Yangını, sağlıklı yağların söndürebileceğini belirten Canan Karatay, “Sağlıklı sebze, doğal zeytinyağı, fındık, fıstık, ceviz gibi ürünler yangını söndürür. Tam yağlı evde yapılmış yoğurtlar da yangını söndürür. Kolesterol zarar vermez karaciğer yağlanması insana zarar verir. Yangını 3 beyaz başlatıyor. İşlem görmüş yağlar, tuzlar, şekerler ve unlar karaciğer yağlanmasını başlatıyor. Bunlardan kesinlikle uzak durmalısınız. Türkiye’de her şeye katılan mısır şurubu şekeri, normal kullandığımız şekerden 7 kat daha fazla bizi zehirler. Bundan dolayı mısır şurubu şekerli hiç bir şey kullanmayın. Meyve de yememelisiniz. Meyve içinde bulunan şeker, yağ oluşumu yapar. Yağ oluşumunda da hangi hastalıkları tetiklediğini biliyorsunuz” uyarılarında bulundu.
“ZARARLI YAĞLARDAN KESİNLİKE UZAK DURUN”
“Asitli içecekler kesinlikle çocuklarımıza içirmemeliyiz” diyen Canan Karatay sözlerine şu şekilde devam etti; “Doğada insanlarda ve bitkilerde 30 çeşit yağ vardır. İki türlü yenmemesi gereken yağ vardır. Birincisi Trigliseridler yani aklınıza gelebilecek tüm pastalardır. Bu pastaları yersek şeker oranımız çok fazla artar ve tüm vücudumuzun düzeni bozulur. Tridliseridli yiyecekler sizleri kilolu hale getirir. Transyağlar da ikinci zararlı yağdır. Direk olarak kalp rahatsızlığı yaratır. Kalp krizine yol açar. Tüm konuşmam boyunca dediğim gibi bahsettiğim tüm hastalıklardan korunabilirsiniz. Yediklerinize dikkat ederek bunların hepsinden kurtulabilirsiniz. Bu genetik bir rahatsızlık değildir, tamamen sizin yediğiniz ürünlerle ilgilidir.”
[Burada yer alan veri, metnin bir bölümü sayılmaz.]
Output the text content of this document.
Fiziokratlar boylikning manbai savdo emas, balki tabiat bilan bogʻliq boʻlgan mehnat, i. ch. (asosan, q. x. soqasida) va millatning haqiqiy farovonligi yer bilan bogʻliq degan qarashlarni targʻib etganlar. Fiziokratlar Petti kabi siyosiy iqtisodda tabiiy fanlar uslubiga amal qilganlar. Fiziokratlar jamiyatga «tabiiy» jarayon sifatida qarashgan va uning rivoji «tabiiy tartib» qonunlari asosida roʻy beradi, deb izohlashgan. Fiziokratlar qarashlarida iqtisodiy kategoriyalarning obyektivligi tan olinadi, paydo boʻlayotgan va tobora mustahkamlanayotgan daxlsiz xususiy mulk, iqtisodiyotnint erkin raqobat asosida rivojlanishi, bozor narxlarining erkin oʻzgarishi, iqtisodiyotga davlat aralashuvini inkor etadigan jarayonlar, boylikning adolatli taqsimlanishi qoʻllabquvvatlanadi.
İLKOKUL ÖĞRENCİSİNİN SORUSUNA CEVAP VERDİ
Merakla takip edilen söyleşisinin ardından 9 yaşındaki ilkokul öğrencisinin merak ettiği çaya tereyağı katarak içmemiz doğru mu sorusuna cevap veren Karatay” Kesinlikle çok doğru. Yemeklerden hemen sonra çay içersek demir emilimimiz etkilenir. Bu nedenle çayı tereyağıyla yememiz bize büyük fayda sağlar. Zaten eskiler de bu şekilde yapardı.” şeklinde konuştu.